Consumers find pharmacists most trustworthy

June 23, 2010

Pharmacists are the most trusted source for medical research information, according to a recent survey.

Pharmacists are the most trusted source for medical research information, according to a recent survey.

Commissioned by Research!America and Eli Lilly and Co. and conducted by Charlton Research Co., the survey of 1,000 U.S. adults indicates that 83% of U.S. adults said they trust medical research information from pharmacists, followed by patient groups (82%), the Centers for Disease Control and Prevention (79%), healthcare providers (78%), and the National Institutes of Health (61%).

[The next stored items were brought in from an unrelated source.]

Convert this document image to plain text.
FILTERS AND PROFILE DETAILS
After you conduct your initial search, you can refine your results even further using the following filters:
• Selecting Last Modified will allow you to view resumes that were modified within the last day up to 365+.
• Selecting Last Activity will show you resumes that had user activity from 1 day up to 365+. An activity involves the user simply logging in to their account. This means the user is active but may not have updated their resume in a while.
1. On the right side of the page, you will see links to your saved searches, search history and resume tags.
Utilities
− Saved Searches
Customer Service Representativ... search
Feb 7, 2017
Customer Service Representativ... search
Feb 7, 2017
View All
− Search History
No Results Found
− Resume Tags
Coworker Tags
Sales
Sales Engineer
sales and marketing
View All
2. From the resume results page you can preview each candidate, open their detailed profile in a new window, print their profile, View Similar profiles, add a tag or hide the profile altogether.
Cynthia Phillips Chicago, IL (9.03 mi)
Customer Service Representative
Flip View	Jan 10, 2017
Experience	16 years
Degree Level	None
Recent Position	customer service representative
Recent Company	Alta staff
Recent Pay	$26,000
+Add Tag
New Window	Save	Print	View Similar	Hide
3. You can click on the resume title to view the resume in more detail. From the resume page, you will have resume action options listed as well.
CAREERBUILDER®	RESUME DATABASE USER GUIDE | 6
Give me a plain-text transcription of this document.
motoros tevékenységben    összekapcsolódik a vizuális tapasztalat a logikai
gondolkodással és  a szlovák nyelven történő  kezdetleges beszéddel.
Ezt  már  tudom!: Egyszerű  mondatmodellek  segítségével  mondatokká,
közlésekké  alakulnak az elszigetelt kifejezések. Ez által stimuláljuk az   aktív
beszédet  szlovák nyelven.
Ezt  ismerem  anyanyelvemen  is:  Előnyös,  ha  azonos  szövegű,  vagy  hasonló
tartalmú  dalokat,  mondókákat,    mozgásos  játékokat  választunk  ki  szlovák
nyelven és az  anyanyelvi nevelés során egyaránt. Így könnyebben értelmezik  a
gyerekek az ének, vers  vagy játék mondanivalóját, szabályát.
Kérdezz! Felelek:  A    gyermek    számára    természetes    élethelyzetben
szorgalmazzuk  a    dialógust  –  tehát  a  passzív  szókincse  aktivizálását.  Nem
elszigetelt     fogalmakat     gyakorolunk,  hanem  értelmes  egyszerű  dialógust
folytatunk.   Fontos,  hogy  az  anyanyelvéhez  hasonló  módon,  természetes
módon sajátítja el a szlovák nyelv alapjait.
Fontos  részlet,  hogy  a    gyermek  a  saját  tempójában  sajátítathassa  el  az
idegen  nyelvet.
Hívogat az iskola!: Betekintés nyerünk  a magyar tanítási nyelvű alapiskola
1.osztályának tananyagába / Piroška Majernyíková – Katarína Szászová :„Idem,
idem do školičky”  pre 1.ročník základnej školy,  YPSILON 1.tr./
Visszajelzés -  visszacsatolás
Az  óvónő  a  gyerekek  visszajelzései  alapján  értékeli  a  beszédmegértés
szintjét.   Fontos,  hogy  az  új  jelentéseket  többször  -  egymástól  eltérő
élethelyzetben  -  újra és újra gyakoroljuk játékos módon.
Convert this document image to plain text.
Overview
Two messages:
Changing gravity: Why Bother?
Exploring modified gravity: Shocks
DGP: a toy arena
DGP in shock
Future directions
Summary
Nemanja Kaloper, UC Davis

“It is no surprise that pharmacists are viewed by consumers as the most trustworthy source when it comes to health and medical research issues,” said Steven C. Anderson, IOM, CAE, president and CEO of the National Association of Chain Drug Stores (NACDS). “Pharmacists have a reputation for being highly accessible and knowledgeable.”

According to the survey, only 17% of respondents said they regularly check government websites for medical research information, compared with 66% who said they consult commercial medical websites such as WebMD.

Among other survey results:

  • Healthcare costs and insurance issues continue to be the top health concern of respondents, followed by obesity (24%), cancer (11%), and heart disease (5%).
  • Seventy-six percent of respondents said that clinical research is of great value and that they would participate in a clinical study, but only 6% said their doctors have ever suggested participating in such a study.
  • Ninety-four percent of respondents said government, universities, and private industry should collaborate more to avoid duplication and maximize resources.

The nationwide poll, conducted in February, has a margin of error of 3.1 percentage points.

The study reflects the annual Gallup survey of integrity across professions. The latest results, which were released in December, ranked pharmacists No. 2 in public perception, behind only nurses. Pharmacists have been ranked in the top three of Gallup’s survey during each of the past 7 years, according to NACDS.